One insider tip worth noting is that ACP, the Automóvel Club de Portugal, has its own medical insurance plan available to members starting at the aforementioned four euros per month. Members with this plan can have in-home doctor visits for as little as €10 ($11.25) per visit as well as many other privileges from the private healthcare system.

Age is a limiting factor with respect to the companies that provide insurance. If you are older than 55, some companies won’t accept you into their plan, and at 65, the choices become very restricted. The Médis company offers competitive insurance up to the age of 75, and once in the plan you will not be cancelled. If you bank with Millenium BCP, you should know it is a partner with them offering certain other benefits as well.

Three dependable private health insurers are Fidelidade/Multicare (will insure over age 55), Tranquilidade (a multi-line insurance company), and Millennium Bank/Médis (insures over 65).

Sample Medical Care Costs in Portugal

Healthcare in Portugal costs a fraction of that in the U.S., and savings also exist for those from the U.K. and other countries who choose Portugal as a destination for routine and elective procedures. Some examples follow:

Expense U.S. Portugal Public Portugal Private
Doctor’s visit $100 Free or €5 ($6.17) €50 ($61.55)
Dental cleaning $120 Free €25 ($30.85)
Hip replacement $40,000 Minimal Co-pay €4,000-€20,000 ($4,924-$24,618)
Mammogram $250 Minimal Co-pay €75 ($92.32)

Pharmacies in Portugal

Sometimes it seems there are as many pharmacies as there are cafés in Portugal. You can occasionally stand at an intersection in a small town and see the identifying flashing green neon cross on all four corners. It is important for the new arrival to distinguish between the two types of pharmacies in Portugal.

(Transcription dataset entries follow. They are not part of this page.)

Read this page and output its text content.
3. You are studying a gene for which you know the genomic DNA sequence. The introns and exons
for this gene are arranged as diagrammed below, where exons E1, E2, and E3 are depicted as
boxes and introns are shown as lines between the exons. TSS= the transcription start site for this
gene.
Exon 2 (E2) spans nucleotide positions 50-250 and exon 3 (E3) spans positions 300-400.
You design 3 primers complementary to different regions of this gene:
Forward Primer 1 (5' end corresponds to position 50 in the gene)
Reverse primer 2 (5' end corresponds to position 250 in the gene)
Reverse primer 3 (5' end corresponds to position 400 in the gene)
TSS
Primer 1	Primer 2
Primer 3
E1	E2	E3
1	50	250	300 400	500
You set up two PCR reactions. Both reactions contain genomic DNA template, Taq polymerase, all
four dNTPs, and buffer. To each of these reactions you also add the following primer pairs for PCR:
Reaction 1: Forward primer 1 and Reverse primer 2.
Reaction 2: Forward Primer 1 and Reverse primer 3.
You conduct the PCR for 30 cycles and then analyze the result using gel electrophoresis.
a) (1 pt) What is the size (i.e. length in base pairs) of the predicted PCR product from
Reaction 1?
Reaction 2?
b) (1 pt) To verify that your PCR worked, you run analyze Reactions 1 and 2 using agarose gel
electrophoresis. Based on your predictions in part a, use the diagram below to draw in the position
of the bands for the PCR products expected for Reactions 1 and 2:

  • The first is the traditional pharmacy or apothecary. It sells prescription medicines, those determined by the government to be available with a doctor’s written permission, although they are occasionally sold by the same pharmacies without a prescription, depending on the side effects. These pharmacies are part of the national health service, and if a medicine is dispensed with a doctor’s prescription, the cost is usually negligible. These pharmacies also sell over-the-counter painkillers, antacids, nutritional supplements, select body care products, etc. They can be recognized by the word Farmácia preceding the name of the pharmacy.
  • The other type of pharmacy in Portugal is like the American-style drugstore but without the prescription drugs. It may look similar to the first but will not have Farmácia before the name of the business. As the cost of most patent and prescription medications is closely regulated, buying ibuprofen in one or the other will be virtually the same price.

It’s up to you which type to choose. If you need a prescription filled or want to ask a question about medication, seek out the first type. Pharmacists are professional and very well trained. Often you can avoid a trip to the doctor—and still get to see a white lab coat, because no pharmacist is without one—simply by speaking with your local person about a minor ailment. If you want to buy sunglasses, vitamins, headache medicine, or shampoo, look for the second.

Unlike some other businesses such as banks, the post office (correios), and retail stores, pharmacies here tend to stay open during the lunch hour. Even if one is closed, there will almost surely be another option, not only because of the proliferation of them, but because midday closing hours vary. Some are closed 12:30 to 14:00 (2 p.m.), others 13:00 to 14:30 (1 to 2:30 p.m.), and still others 13:00 to 15:00 (1 to 3 p.m.). They are very accommodating to emergencies as well.

There are two perks you’ll find in Portuguese pharmacies: As indicated above, some medications that are prescription-only elsewhere are available over the counter here. Also, medications are considerably less expensive than in the U.S. or other countries.